De la dissonance stratégique

Publié le par Jean-François CURTIS

Chers lecteurs, presque 6 mois sans partager avec vous quelques pistes de réflexion sur notre actualité africaine, ça fait long! Ce n'est pas faute d'avoir de la matière mais simplement du temps à consacrer à l'écriture. Oui écrire ça demande du temps!

Alors, pour rester fidèle à notre lucidité intellectuelle et à notre objectivité, je ne peux rester silencieux face au fracas d'influence stratégique en cours sur notre continent! Que se passe-t-il réellement depuis quelques années entre les puissances militaires en présence?

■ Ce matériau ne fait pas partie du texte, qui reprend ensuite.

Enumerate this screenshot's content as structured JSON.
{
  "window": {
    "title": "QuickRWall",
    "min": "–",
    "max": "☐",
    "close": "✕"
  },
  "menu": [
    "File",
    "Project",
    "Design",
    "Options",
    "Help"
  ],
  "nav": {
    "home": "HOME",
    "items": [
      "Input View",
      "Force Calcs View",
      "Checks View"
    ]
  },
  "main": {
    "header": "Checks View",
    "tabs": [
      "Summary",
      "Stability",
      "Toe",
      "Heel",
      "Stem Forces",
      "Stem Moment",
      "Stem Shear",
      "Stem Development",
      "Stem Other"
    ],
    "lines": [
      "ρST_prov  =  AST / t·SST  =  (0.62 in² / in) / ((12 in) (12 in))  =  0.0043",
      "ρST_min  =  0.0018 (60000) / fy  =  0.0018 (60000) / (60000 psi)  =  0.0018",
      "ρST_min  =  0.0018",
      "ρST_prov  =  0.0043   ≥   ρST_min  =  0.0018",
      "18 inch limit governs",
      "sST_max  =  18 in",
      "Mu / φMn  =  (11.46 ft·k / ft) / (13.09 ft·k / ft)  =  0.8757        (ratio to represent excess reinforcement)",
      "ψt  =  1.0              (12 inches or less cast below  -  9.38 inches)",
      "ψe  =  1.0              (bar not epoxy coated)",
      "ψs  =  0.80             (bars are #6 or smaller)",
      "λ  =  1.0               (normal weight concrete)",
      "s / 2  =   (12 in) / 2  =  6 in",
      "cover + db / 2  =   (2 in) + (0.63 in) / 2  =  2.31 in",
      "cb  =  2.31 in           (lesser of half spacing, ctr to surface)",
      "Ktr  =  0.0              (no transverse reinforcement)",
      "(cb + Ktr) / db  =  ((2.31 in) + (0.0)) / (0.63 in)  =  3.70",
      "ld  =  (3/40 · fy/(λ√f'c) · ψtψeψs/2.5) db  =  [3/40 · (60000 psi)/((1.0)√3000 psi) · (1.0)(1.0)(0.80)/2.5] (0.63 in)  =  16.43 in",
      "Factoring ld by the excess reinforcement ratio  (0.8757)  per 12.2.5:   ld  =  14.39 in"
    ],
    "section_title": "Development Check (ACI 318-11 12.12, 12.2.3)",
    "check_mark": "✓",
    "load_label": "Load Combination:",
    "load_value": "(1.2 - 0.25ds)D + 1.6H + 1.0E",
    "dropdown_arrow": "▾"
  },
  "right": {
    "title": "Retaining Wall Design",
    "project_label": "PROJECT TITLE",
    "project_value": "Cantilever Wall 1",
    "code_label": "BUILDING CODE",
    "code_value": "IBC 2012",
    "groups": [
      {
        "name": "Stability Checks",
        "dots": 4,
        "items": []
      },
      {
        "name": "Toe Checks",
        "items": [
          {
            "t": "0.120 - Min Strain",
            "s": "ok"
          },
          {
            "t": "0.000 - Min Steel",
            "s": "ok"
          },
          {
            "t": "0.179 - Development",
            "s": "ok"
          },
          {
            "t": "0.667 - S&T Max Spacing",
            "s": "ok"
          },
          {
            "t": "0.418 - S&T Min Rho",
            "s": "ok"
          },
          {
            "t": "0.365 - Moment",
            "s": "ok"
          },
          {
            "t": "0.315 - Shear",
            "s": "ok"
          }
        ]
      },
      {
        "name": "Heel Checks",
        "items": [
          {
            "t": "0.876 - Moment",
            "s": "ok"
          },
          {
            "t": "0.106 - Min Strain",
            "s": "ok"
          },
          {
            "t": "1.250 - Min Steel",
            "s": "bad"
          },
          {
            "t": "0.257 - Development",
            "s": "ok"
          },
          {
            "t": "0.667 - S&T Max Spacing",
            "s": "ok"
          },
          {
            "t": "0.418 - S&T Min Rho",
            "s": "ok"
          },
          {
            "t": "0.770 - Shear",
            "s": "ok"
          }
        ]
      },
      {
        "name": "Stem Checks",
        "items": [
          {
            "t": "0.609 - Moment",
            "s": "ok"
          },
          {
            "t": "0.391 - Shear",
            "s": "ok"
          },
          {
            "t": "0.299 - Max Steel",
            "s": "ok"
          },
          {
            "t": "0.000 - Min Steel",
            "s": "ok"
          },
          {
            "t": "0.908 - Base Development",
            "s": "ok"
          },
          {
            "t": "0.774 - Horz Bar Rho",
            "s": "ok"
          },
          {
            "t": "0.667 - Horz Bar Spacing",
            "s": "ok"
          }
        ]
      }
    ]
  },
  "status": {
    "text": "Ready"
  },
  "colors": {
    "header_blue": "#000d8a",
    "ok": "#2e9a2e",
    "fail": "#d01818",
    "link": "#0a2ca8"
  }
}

Pour ma part, le jeu des puissances qui prévaut en Afrique est le signe d'une dissonance stratégique sans précédent ou du moins pas très éloignée de celle de la guerre froide. Attention à ne pas s'y méprendre, nous sommes loin de la guerre froide et davantage dans la conflictualité décomplexée des émotions et des relations entre états.

En effet, que dire de la transposition du conflit ukrainien sur le continent africain? Précisément en Afrique de l'Ouest entre l'Alliance des Etats du Sahel (AES) et la France? Que penser véritablement des intentions russes, chinoises ou françaises dans leur interventions?

Tenez vous bien et sans surprise, il n'y a qu'un maître-mot: "l'intérêt"! Oui, rien d'extraordinaire mais cela est bien trop souvent écarté pour laisser la place aux émotions qui conduisent à la victimisation. Nous, africains, avons trop tendance à réduire les incompréhensions avec l'ex-colonisateur, au néocolonialisme, nous faisant passer pour d'éternels victimes et finalement victimes d'elles-mêmes.

Le constat est rude mais sans appel et nous ramène à l'essentiel. La Russie, la Chine, la France, les Etats-Unis et autres puissances militaires n'agissent pas dans le désordre, mais bel et bien selon un agenda prédéfini dénommé: "politique ou stratégie africaine". Ces puissances disposent d'un agenda géostratégique qui s'étale sur plusieurs années et reposant sur une prospective militaire de haut vol! C'est ainsi que la coopération militaire russe auprès des pays de l'AES découle d'un programme précis ayant des objectifs à court, moyen et long terme. La Chine en implantant une base militaire à Djibouti, se projette sur plusieurs décennies et se prépare à d'éventuels conflits ouverts.

Contrairement à ces puissances militaires, nos états africains n'inscrivent que rarement leurs actions dans le temps et sur la base d'une stratégie pensée et reposant sur des faits d'armes.  Nous fonctionnons trop souvent sur la base des émotions et sommes davantage dans la réaction que dans l'anticipation, à gérer les urgences au lieu de les prévenir! Quel est l'agenda africain relatif aux rapports avec les puissances de ce monde?

Opter pour des approches pro-actives et non réactives devient alors primordial pour nos états. Les pays de l'AES disposent-ils d'un agenda militaire pensé et formalisé dans le cadre de la coopération avec la Russie? L'on peut se poser la question. Ou s'agit-il de décisions prises à la hâte et de réactions spontanées, liées à l'actualité du moment? Il conviendrait alors pour les pays membres de l'AES, de repenser de façon réaliste leur sécurité collective et de signer de nouveaux accords de diplomatie militaire notamment avec les BRICS. Aussi, s'avère-t-il contre-productif de couper tout lien avec la France. Une posture davantage réfléchie et plus mature, consisterait à reconsidérer les rapports avec l'ex-colonisateur. Des rapports repensés, équilibrés pour des actions plus équitables mais pas de rupture.

La dissonance stratégique provient alors, de cette absence d'harmonie dans les choix faits qu'ils s'agisse des choix russes ou français ou encore maliens. L'on pourrait imaginer un minimum d'harmonie dans les postures de certains pays pour assurer une cohérence d'ensemble. L'AES semble aller dans le sens d'une vision partagée face à la menace terroriste, mais est-ce vraiment le cas? Le Mali, le Niger et le Burkina Faso ont-ils la même perception de la menace, les enjeux sont-ils identiques et les réponses convergentes? 

Pendant ce temps, les pays de la CEDEAO eux aussi semblent avoir des agendas discordants, quant aux différents enjeux sécuritaires et ne répondent pas toujours d'une même voix face aux défis à relever. L'Afrique de l'Ouest souffre d'une fracture qui pourrait d'ici 5 ans lui couter cher avec la création par les groupes terroristes, d'un califat islamique.

Aussi, voudrais-je rappeler que les puissances militaires agissant en Afrique ont toute pour dénominateur commun, l'expansionnisme et la conquête! Qu'il s'agisse de conquête économique, de guerre de l'information ou de positionnement, tout revient à ce qui fait d'une puissance une puissance à savoir, sa capacité à influencer le cours de l'histoire de l'humanité!